His first response was to ask if I was okay. Bastard. This kindness opened up an avenue for thoughts like “Good thing we don’t need to drive anywhere later” and “thank God it happened so close to home,” instead of my usual “why does this shit always happen to me?” (Full disclosure: this has never happened to me.)
I am an introvert with a need for solitude and quiet. Instead, I look up and am followed into the bathroom by two small people constantly in need, asking questions like “Why is it Tuesday?” and screaming about how one did something to gravely offend the other, like “He put me in time out in the shower,” as if that’s a real thing. I hear the negative, the hardest, thing the loudest: the hissing that I’m unhappy, the need that I know I’m not enough for and will never address perfectly. The worst and most confusing part is that there is an element of truth to it: there are moments when I am unhappy, when I do want to be alone. But this is not the whole story.

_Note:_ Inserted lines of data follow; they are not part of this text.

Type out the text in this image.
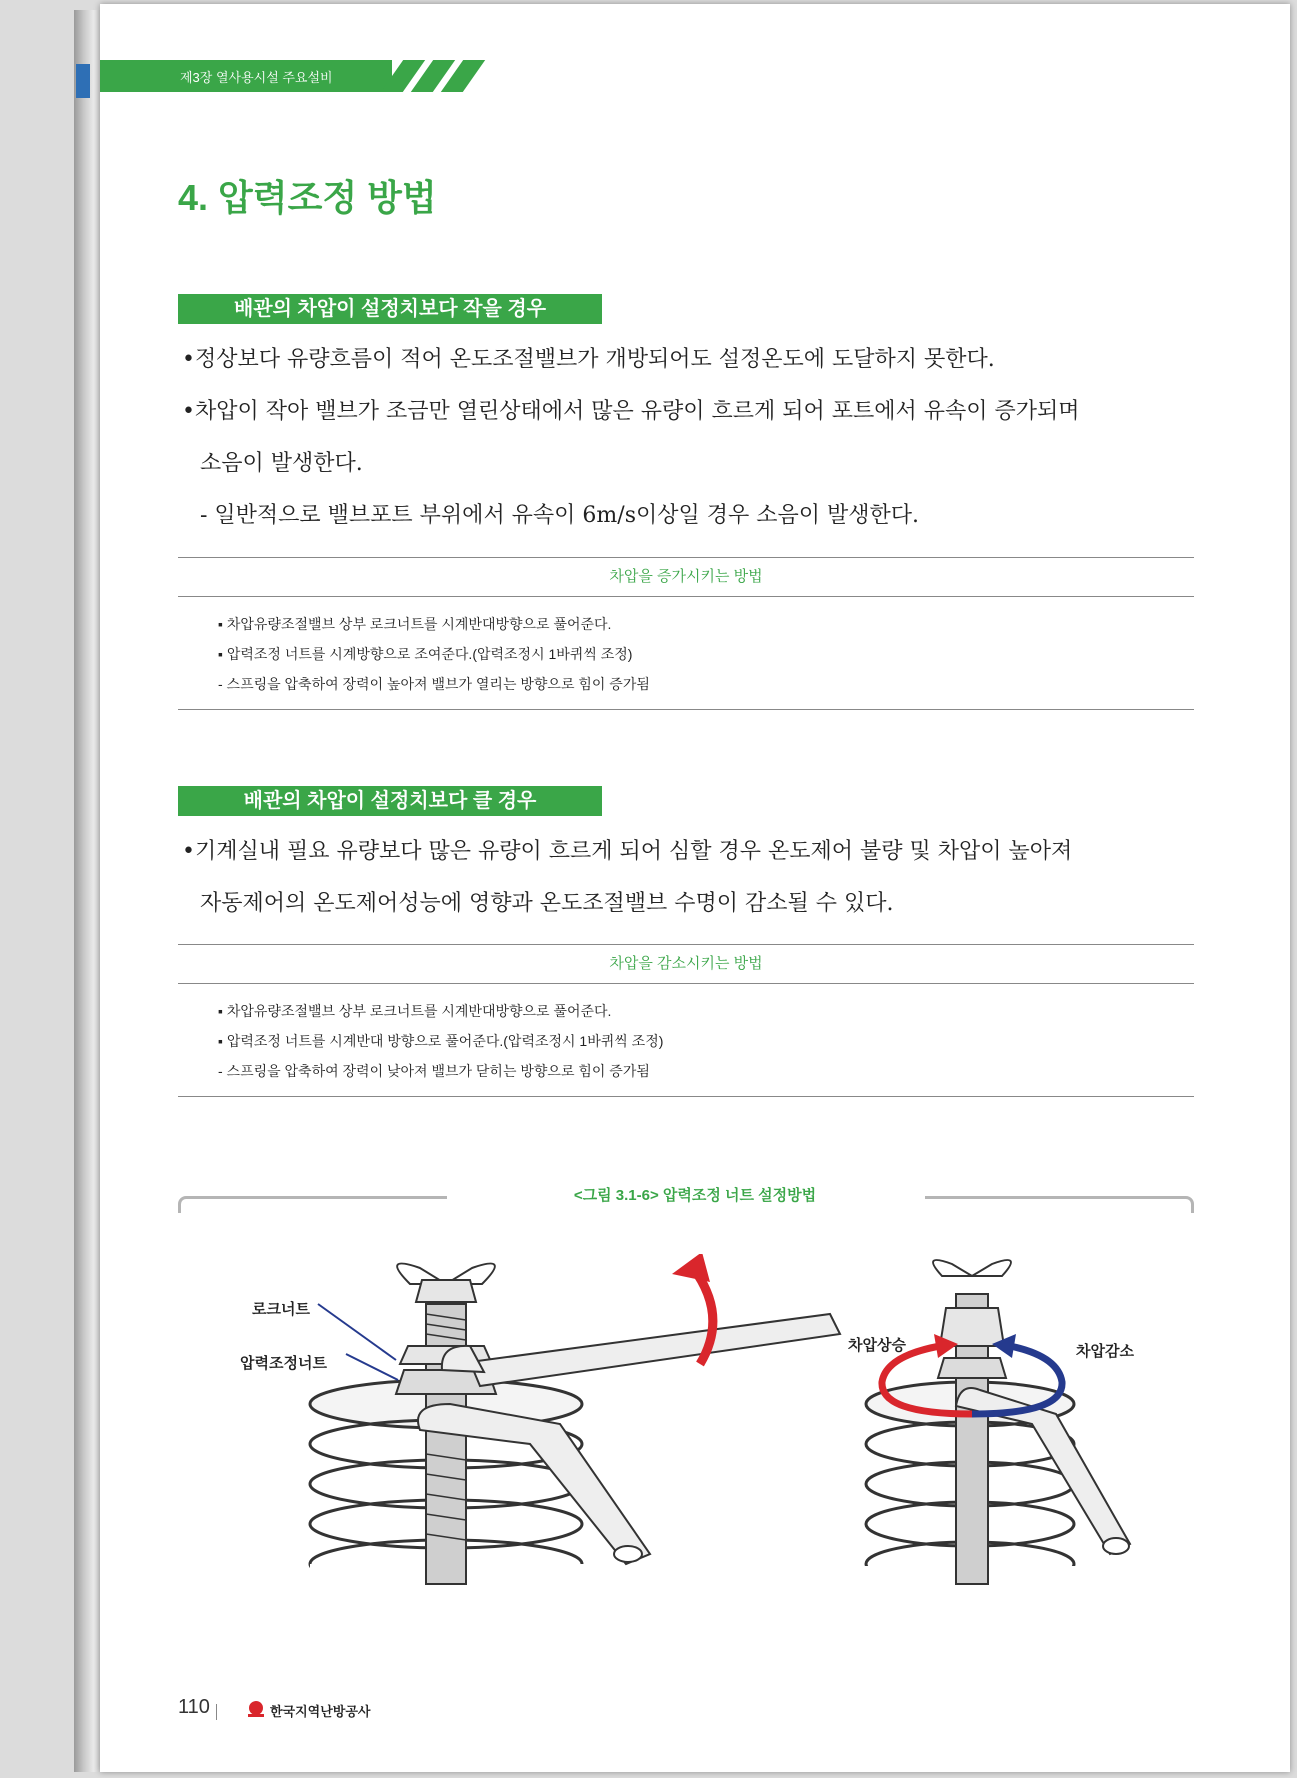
제3장 열사용시설 주요설비
4. 압력조정 방법
배관의 차압이 설정치보다 작을 경우

•정상보다 유량흐름이 적어 온도조절밸브가 개방되어도 설정온도에 도달하지 못한다.

•차압이 작아 밸브가 조금만 열린상태에서 많은 유량이 흐르게 되어 포트에서 유속이 증가되며

소음이 발생한다.

- 일반적으로 밸브포트 부위에서 유속이 6m/s이상일 경우 소음이 발생한다.

차압을 증가시키는 방법
▪ 차압유량조절밸브 상부 로크너트를 시계반대방향으로 풀어준다.
▪ 압력조정 너트를 시계방향으로 조여준다.(압력조정시 1바퀴씩 조정)
- 스프링을 압축하여 장력이 높아져 밸브가 열리는 방향으로 힘이 증가됨
배관의 차압이 설정치보다 클 경우

•기계실내 필요 유량보다 많은 유량이 흐르게 되어 심할 경우 온도제어 불량 및 차압이 높아져

자동제어의 온도제어성능에 영향과 온도조절밸브 수명이 감소될 수 있다.

차압을 감소시키는 방법
▪ 차압유량조절밸브 상부 로크너트를 시계반대방향으로 풀어준다.
▪ 압력조정 너트를 시계반대 방향으로 풀어준다.(압력조정시 1바퀴씩 조정)
- 스프링을 압축하여 장력이 낮아져 밸브가 닫히는 방향으로 힘이 증가됨
<그림 3.1-6> 압력조정 너트 설정방법
로크너트
압력조정너트
차압상승	차압감소
110	한국지역난방공사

Because there’s the rest of it: there was the moment, between toe and tyre, when I went back to the beach that is now our beach but last year was the site of tears between school visits and home search, when all felt lost and hopeless, and now I drive by every day and say “hi water” with the two small people in the back seat. Last week I went on my own to say thank you. Thank you to the grace that changed that beach and me, that refuses to let hopeless and unhappy be the whole story. There was the moment last week when I was rushing to pick up LB because I had left TK at home with friends who had come over for a playdate, and when I got back my friend told me that he had given them a tour of the house, through every room, hadn’t stopped talking for a second so that she couldn’t get a word in. Sounds familiar, I thought, then remembered a time when it didn’t, namely the first four years of his life. How, when I had picked up LB from school, his teachers had shown me a picture of him singing to his class, performing his alphabet song while they all sat watching. How, on the way home, in the midst of my anxiety about getting to TK, a rainbow had appeared on the road ahead of LB and me then just as quickly disappeared, a gift that lasted a moment but more. How the chaotic morning routine has left me clambering for a way to not be so me during it, and so I’ve resorted to this: giving each boy a turn on my lap in which we look into each others’ eyes and I tell them how loved they are. Because people, they…we are changed when we believe we are loved. When we listen to that voice.
Unhappy? Sometimes. I mean, have you seen what’s going on in the world? But a better word may be beset. Or the one a friend and I toss back and forth with regularity, because of how all-encompassing it is: fraught. Some days I choose to add “so f-ing” in front of it, this word that means filled: with responsibilities, with voices, with burdens, with blessings, with everything.